Consensus on the evolutionary position of turtles within the amniote phylogeny has eluded evolutionary biologists for more than a century. This phylogenetic problem has remained unsolved partly because turtles have such a unique morphology that only few characters can be used to link them with any other group of amniotes. (Zardoya & Meyer 2001)

The turtle body plan is evidently highly derived, indeed unique among tetrapods. The problem for an evolutionary biologist is to explain these transformations in the context of a gradualistic process. (Rieppel 2001)

Since the fossil record has yet to reveal what kind of animal gave rise to the earliest known turtles, the speculation continues, but whatever the amniote was, the apparent absence of intermediates between major groups means the transition is likely to have been abrupt.

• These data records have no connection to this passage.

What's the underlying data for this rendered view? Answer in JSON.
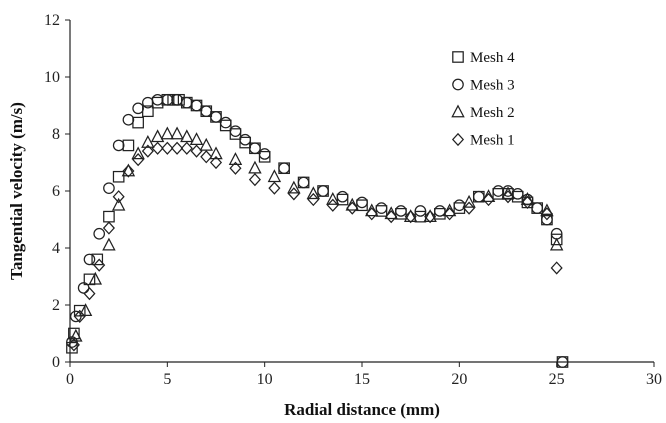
{
  "chart_data": {
    "type": "scatter",
    "title": "",
    "xlabel": "Radial distance (mm)",
    "ylabel": "Tangential velocity (m/s)",
    "xlim": [
      0,
      30
    ],
    "ylim": [
      0,
      12
    ],
    "xticks": [
      "0",
      "5",
      "10",
      "15",
      "20",
      "25",
      "30"
    ],
    "yticks": [
      "0",
      "2",
      "4",
      "6",
      "8",
      "10",
      "12"
    ],
    "grid": false,
    "legend_position": "top-right",
    "series": [
      {
        "name": "Mesh 4",
        "marker": "square",
        "x": [
          0.1,
          0.2,
          0.5,
          1.0,
          1.4,
          2.0,
          2.5,
          3.0,
          3.5,
          4.0,
          4.5,
          5.0,
          5.3,
          5.6,
          6.0,
          6.5,
          7.0,
          7.5,
          8.0,
          8.5,
          9.0,
          9.5,
          10.0,
          11.0,
          12.0,
          13.0,
          14.0,
          15.0,
          16.0,
          17.0,
          18.0,
          19.0,
          20.0,
          21.0,
          22.0,
          22.5,
          23.0,
          23.5,
          24.0,
          24.5,
          25.0,
          25.3
        ],
        "y": [
          0.5,
          1.0,
          1.8,
          2.9,
          3.6,
          5.1,
          6.5,
          7.6,
          8.4,
          8.8,
          9.1,
          9.2,
          9.2,
          9.2,
          9.1,
          9.0,
          8.8,
          8.6,
          8.3,
          8.0,
          7.7,
          7.5,
          7.2,
          6.8,
          6.3,
          6.0,
          5.7,
          5.5,
          5.3,
          5.2,
          5.1,
          5.2,
          5.4,
          5.8,
          5.9,
          5.9,
          5.8,
          5.6,
          5.4,
          5.0,
          4.3,
          0.0
        ]
      },
      {
        "name": "Mesh 3",
        "marker": "circle",
        "x": [
          0.1,
          0.3,
          0.7,
          1.0,
          1.5,
          2.0,
          2.5,
          3.0,
          3.5,
          4.0,
          4.5,
          5.0,
          5.5,
          6.0,
          6.5,
          7.0,
          7.5,
          8.0,
          8.5,
          9.0,
          9.5,
          10.0,
          11.0,
          12.0,
          13.0,
          14.0,
          15.0,
          16.0,
          17.0,
          18.0,
          19.0,
          20.0,
          21.0,
          22.0,
          22.5,
          23.0,
          23.5,
          24.0,
          24.5,
          25.0,
          25.3
        ],
        "y": [
          0.7,
          1.6,
          2.6,
          3.6,
          4.5,
          6.1,
          7.6,
          8.5,
          8.9,
          9.1,
          9.2,
          9.2,
          9.2,
          9.1,
          9.0,
          8.8,
          8.6,
          8.4,
          8.1,
          7.8,
          7.5,
          7.3,
          6.8,
          6.3,
          6.0,
          5.8,
          5.6,
          5.4,
          5.3,
          5.3,
          5.3,
          5.5,
          5.8,
          6.0,
          6.0,
          5.9,
          5.7,
          5.4,
          5.0,
          4.5,
          0.0
        ]
      },
      {
        "name": "Mesh 2",
        "marker": "triangle",
        "x": [
          0.3,
          0.8,
          1.3,
          2.0,
          2.5,
          3.0,
          3.5,
          4.0,
          4.5,
          5.0,
          5.5,
          6.0,
          6.5,
          7.0,
          7.5,
          8.5,
          9.5,
          10.5,
          11.5,
          12.5,
          13.5,
          14.5,
          15.5,
          16.5,
          17.5,
          18.5,
          19.5,
          20.5,
          21.5,
          22.5,
          23.5,
          24.5,
          25.0
        ],
        "y": [
          0.9,
          1.8,
          2.9,
          4.1,
          5.5,
          6.7,
          7.3,
          7.7,
          7.9,
          8.0,
          8.0,
          7.9,
          7.8,
          7.6,
          7.3,
          7.1,
          6.8,
          6.5,
          6.1,
          5.9,
          5.7,
          5.5,
          5.3,
          5.2,
          5.1,
          5.1,
          5.3,
          5.6,
          5.8,
          5.9,
          5.7,
          5.3,
          4.1
        ]
      },
      {
        "name": "Mesh 1",
        "marker": "diamond",
        "x": [
          0.2,
          0.5,
          1.0,
          1.5,
          2.0,
          2.5,
          3.0,
          3.5,
          4.0,
          4.5,
          5.0,
          5.5,
          6.0,
          6.5,
          7.0,
          7.5,
          8.5,
          9.5,
          10.5,
          11.5,
          12.5,
          13.5,
          14.5,
          15.5,
          16.5,
          17.5,
          18.5,
          19.5,
          20.5,
          21.5,
          22.5,
          23.5,
          24.5,
          25.0
        ],
        "y": [
          0.6,
          1.6,
          2.4,
          3.4,
          4.7,
          5.8,
          6.7,
          7.1,
          7.4,
          7.5,
          7.5,
          7.5,
          7.5,
          7.4,
          7.2,
          7.0,
          6.8,
          6.4,
          6.1,
          5.9,
          5.7,
          5.5,
          5.4,
          5.2,
          5.1,
          5.1,
          5.1,
          5.2,
          5.4,
          5.7,
          5.8,
          5.6,
          5.2,
          3.3
        ]
      }
    ]
  }
}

Pareiasaurs were not the ancestral group. Nor were placodonts. So, does this mean that the ultimate ancestors were created with the unique turtle morphology? Again, the answer must be no. In recolonisation theory, just as in Darwin’s theory, the history of the lineage that gave rise to turtles goes back way beyond the Palaeozoic, and no one would wish to argue that evolution started only when the first fossils appeared. Indeed, the parallel case of placodonts rather strongly suggest that turtles were not always turtles, for while they also do not present a smooth series of intermediates, armoured placodonts do seem to be descended from unarmoured ones. The turtle shell was just one innovation among many. Like the repositioning of the limb girdles, new breathing muscles, two different neck-retraction mechanisms, salt glands, flippers, the trans-oceanic navigation system and leatherback endothermy, the dermal armour of turtles is likely to have evolved. In evolution anything is possible, even things that seem impossible. The question is only: who or what was responsible for its wonders.